與tf.train.batch函式相對的還有一個tf.train.shuffle_batch函式，兩個函式作用一樣，都是生成一定數量的tensor，組成訓練一個batch需要的資料集，區別是tf.train.shuffle_batch會打亂樣本順序。

下面這段程式碼和上面想表達的相同，但是如果tf.train.slice_input_producer中設定了epoch，則後面訓練的時候，不需要for迴圈epoch，只需要設定coord.should_stop。

import numpy as np
import tensorflow as tf


def next_batch():
    datasets = np.asarray(range(0, 20))
    input_queue = tf.train.slice_input_producer([datasets], shuffle=False, num_epochs=1)
    data_batchs = tf.train.batch(input_queue, batch_size=5, num_threads=1,
                                 capacity=20, allow_smaller_final_batch=False)
    return data_batchs


if __name__ == "__main__":
    data_batchs = next_batch()
    sess = tf.Session()
    sess.run(tf.initialize_local_variables())
    coord = tf.train.Coordinator()  # 建立一個協調器，管理執行緒
    threads = tf.train.start_queue_runners(sess, coord)  # 啟動執行緒
    try:
        while not coord.should_stop():
            data = sess.run([data_batchs])
            print(data)
            # [array([0, 1, 2, 3, 4])]
            # [array([5, 6, 7, 8, 9])]
            # [array([10, 11, 12, 13, 14])]
            # [array([15, 16, 17, 18, 19])]
            # complete
    except tf.errors.OutOfRangeError:
        print("complete")
    finally:
        coord.request_stop()
    coord.join(threads)
    sess.close()

注意：tf.train.batch這個函式的實現是使用queue，需要使用tf.initialize_local_variables()，如果使用tf.global_varialbes_initialize()時，會報： Attempting to use uninitialized value 。並不是tf.initialize_local_variables()替換了tf.global_varialbes_initialize()，而是他們有不同的功能，並要的時候都要使用

batch的使用方法，實現感知機。

import tensorflow as tf
import scipy.io as sio


def get_Batch(data, label, batch_size):
    print(data.shape, label.shape)
    input_queue = tf.train.slice_input_producer([data, label], num_epochs=1, shuffle=True, capacity=32)
    x_batch, y_batch = tf.train.batch(input_queue, batch_size=batch_size, num_threads=1, capacity=32,
                                      allow_smaller_final_batch=False)
    return x_batch, y_batch


data = sio.loadmat('data.mat')
train_x = data['train_x']
train_y = data['train_y']
test_x = data['test_x']
test_y = data['test_y']

x = tf.placeholder(tf.float32, [None, 10])
y = tf.placeholder(tf.float32, [None, 2])

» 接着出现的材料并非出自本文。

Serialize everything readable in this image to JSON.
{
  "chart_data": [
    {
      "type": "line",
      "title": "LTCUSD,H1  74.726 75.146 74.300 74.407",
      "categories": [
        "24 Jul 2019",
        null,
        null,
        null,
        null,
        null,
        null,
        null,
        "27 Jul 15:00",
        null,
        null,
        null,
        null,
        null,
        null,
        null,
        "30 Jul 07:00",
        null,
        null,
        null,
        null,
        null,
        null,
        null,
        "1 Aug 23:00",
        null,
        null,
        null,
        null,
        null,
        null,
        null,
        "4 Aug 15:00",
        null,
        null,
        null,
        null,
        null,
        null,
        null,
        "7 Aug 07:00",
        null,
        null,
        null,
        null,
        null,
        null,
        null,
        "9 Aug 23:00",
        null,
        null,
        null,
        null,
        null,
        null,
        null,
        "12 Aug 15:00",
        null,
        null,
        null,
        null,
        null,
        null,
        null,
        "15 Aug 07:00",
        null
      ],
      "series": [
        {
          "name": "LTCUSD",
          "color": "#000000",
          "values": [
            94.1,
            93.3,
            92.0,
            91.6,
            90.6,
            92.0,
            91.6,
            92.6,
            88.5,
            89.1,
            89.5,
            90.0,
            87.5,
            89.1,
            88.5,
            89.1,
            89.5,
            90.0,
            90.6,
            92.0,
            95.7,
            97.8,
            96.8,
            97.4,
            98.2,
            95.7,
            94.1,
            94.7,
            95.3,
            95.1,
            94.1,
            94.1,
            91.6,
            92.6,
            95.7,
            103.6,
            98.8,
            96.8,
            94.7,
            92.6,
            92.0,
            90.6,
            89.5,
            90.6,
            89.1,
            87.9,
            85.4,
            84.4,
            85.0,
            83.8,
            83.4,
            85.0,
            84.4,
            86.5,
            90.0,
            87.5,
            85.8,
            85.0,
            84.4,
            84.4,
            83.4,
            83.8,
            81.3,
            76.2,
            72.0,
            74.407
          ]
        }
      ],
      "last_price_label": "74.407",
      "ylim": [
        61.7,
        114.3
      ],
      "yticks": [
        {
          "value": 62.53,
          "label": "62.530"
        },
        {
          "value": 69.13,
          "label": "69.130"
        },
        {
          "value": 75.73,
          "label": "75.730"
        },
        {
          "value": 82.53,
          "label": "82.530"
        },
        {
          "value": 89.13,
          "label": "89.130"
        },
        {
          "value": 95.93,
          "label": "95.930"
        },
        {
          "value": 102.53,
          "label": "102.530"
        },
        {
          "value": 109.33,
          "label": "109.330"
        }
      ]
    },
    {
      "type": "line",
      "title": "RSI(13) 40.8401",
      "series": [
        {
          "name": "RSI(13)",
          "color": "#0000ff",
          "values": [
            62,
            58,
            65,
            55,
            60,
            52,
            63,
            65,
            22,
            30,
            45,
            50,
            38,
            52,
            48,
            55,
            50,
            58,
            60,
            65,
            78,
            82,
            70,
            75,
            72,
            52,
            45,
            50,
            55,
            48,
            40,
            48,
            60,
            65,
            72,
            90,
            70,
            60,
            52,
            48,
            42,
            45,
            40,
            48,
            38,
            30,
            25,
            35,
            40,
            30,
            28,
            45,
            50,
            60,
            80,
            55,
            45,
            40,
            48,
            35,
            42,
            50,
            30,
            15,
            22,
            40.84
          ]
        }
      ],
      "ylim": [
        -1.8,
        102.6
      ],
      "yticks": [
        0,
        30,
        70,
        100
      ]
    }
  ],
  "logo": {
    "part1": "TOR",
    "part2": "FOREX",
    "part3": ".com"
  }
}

w = tf.Variable(tf.truncated_normal([10, 2], stddev=0.1))
b = tf.Variable(tf.truncated_normal([2], stddev=0.1))
pred = tf.nn.softmax(tf.matmul(x, w) + b)

loss = tf.reduce_mean(-tf.reduce_sum(y * tf.log(pred), reduction_indices=[1]))
optimizer = tf.train.AdamOptimizer(2e-5).minimize(loss)
correct_prediction = tf.equal(tf.argmax(y, 1), tf.argmax(pred, 1))
accuracy = tf.reduce_mean(tf.cast(correct_prediction, tf.float32), name='evaluation')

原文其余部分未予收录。